WLAN-Sicherheitslücke „KRACK“

Router und Access-Points mit der Firmware von HOTSPLOTS sind von der Sicherheitslücke nicht betroffen.

In den Medien wird aktuell viel über KRACK („Key Reinstallation AttaCKs“) und die Sicherheit von WLAN Netzen berichtet. Wir haben für Sie die wichtigsten Fakten zusammengestellt.

Um was geht es?

Die KRACK genannte Sicherheitslücke ermöglicht unter bestimmten Voraussetzungen den Sicherheits- und Verschlüsselungsstandard WPA2 im WLAN auszuhebeln. Die Lücke ermöglicht, den verschlüsselten Datenverkehr zwischen Access Points und Clients im Klartext mitzulesen.

Ist HOTSPLOTS betroffen?

Router und Access-Points mit der Firmware von HOTSPLOTS sind von der Sicherheitslücke nicht betroffen. Das problematische Feature IEEE 802.11r ist in keiner von HOTSPLOTS veröffentlichten Firmware aktiviert.

Worauf muss ich als Nutzer jetzt achten?

Für sensible Daten sollte im Internet grundsätzlich eine Ende-zu-Ende-Verschlüsselung, z. B. SSL bei https-Verbindungen oder ein VPN, genutzt werden. Auf die SSL-Verschlüsselung der Seite (z. B. Online Banking) weist der Browser durch ein Symbol hin. Dann ist es egal, ob ein Angreifer KRACK nutzen kann oder nicht.

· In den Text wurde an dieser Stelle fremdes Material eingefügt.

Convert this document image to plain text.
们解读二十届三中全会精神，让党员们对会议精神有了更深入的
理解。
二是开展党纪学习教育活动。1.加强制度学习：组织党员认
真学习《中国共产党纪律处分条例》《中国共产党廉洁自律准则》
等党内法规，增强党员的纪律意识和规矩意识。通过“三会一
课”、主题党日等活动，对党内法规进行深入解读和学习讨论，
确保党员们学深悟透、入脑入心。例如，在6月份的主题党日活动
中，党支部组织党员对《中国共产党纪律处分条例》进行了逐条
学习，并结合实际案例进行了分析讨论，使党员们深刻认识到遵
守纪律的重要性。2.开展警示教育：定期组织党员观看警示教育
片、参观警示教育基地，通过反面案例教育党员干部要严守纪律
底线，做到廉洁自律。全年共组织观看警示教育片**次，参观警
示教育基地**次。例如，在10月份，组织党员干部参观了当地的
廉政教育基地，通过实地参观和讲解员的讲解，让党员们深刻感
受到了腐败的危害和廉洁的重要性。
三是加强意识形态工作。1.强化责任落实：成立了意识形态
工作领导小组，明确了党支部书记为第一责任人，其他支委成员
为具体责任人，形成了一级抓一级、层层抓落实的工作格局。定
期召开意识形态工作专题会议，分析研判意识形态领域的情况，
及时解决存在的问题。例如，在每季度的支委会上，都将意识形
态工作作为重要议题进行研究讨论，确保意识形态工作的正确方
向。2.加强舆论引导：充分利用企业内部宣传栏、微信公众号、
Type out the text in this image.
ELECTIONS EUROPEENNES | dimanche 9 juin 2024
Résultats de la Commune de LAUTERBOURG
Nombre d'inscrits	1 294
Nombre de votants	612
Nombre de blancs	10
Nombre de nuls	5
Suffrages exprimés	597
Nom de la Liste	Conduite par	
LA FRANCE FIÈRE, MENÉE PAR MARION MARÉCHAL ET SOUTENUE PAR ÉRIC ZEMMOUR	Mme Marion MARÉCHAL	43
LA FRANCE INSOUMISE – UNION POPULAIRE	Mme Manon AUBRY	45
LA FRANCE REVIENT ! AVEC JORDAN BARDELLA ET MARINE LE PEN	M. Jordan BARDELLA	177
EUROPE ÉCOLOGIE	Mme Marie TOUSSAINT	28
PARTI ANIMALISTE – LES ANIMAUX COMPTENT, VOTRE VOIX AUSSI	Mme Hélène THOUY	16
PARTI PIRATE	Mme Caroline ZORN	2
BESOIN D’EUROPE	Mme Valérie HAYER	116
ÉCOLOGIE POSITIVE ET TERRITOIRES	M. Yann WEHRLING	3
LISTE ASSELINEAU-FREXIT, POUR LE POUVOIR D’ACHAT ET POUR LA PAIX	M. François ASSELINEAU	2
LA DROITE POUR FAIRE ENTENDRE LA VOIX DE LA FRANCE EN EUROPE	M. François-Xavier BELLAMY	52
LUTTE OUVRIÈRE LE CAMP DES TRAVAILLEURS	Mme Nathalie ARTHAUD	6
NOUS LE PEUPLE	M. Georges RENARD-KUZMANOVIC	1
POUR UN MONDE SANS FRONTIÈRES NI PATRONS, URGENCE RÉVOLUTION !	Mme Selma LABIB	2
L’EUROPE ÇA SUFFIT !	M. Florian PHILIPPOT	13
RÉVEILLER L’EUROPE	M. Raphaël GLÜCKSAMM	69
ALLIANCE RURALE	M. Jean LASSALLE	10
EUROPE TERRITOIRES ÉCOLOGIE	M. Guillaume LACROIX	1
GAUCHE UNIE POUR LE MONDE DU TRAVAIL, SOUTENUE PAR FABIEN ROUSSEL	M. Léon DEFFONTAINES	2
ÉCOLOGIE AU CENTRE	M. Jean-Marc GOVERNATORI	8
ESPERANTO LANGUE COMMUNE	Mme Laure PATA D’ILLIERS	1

Bei WLAN-Clients, also Handys, Tablets, Notebooks etc. ist die Wahrscheinlichkeit, von der Sicherheitslücke betroffen zu sein, viel größer als bei Access Points. Damit verschlüsselte WLAN-Verbindungen abhörsicher genutzt werden können, dürfen weder der Access Point noch der WLAN-Client das sogenannte IEEE 802.11r unterstützen. Um zu Hause und in der Firma sicher zu sein, dass niemand (mit ziemlich großem Aufwand) die übertragenen Daten entschlüsseln kann, muss die Software auf dem Endgerät vermutlich aktualisiert werden, sofern das seit dem 16.10.2017 nicht schon geschehen ist.

Worauf muss ich als Hotspot-Betreiber jetzt achten?

Falls Sie Access-Points von Drittherstellern einsetzen und dort WPA2-aktiviert haben, z. B. für betriebsinterne Nutzung, sollten Sie prüfen, ob diese und die Endgeräte Ihrer Mitarbeiter von der Sicherheitslücke betroffen sein könnten und ggf. deren Firmware aktualisieren oder die Geräte austauschen.

Selbst wenn Sie für den Hotspot-Betrieb WPA2 aktiviert haben sollten, was nur an extrem wenigen unserer Standorte der Fall ist, spielt das Risiko durch diese Lücke praktisch keine Rolle. Denn wenn das WLAN-Passwort allgemein bekannt ist, wäre es für einen Angreifer viel einfacher, sich über eine Man-in-the-middle-Attacke als Access Point des Hotspots auszugeben und Datenverkehr darüber zu schleusen.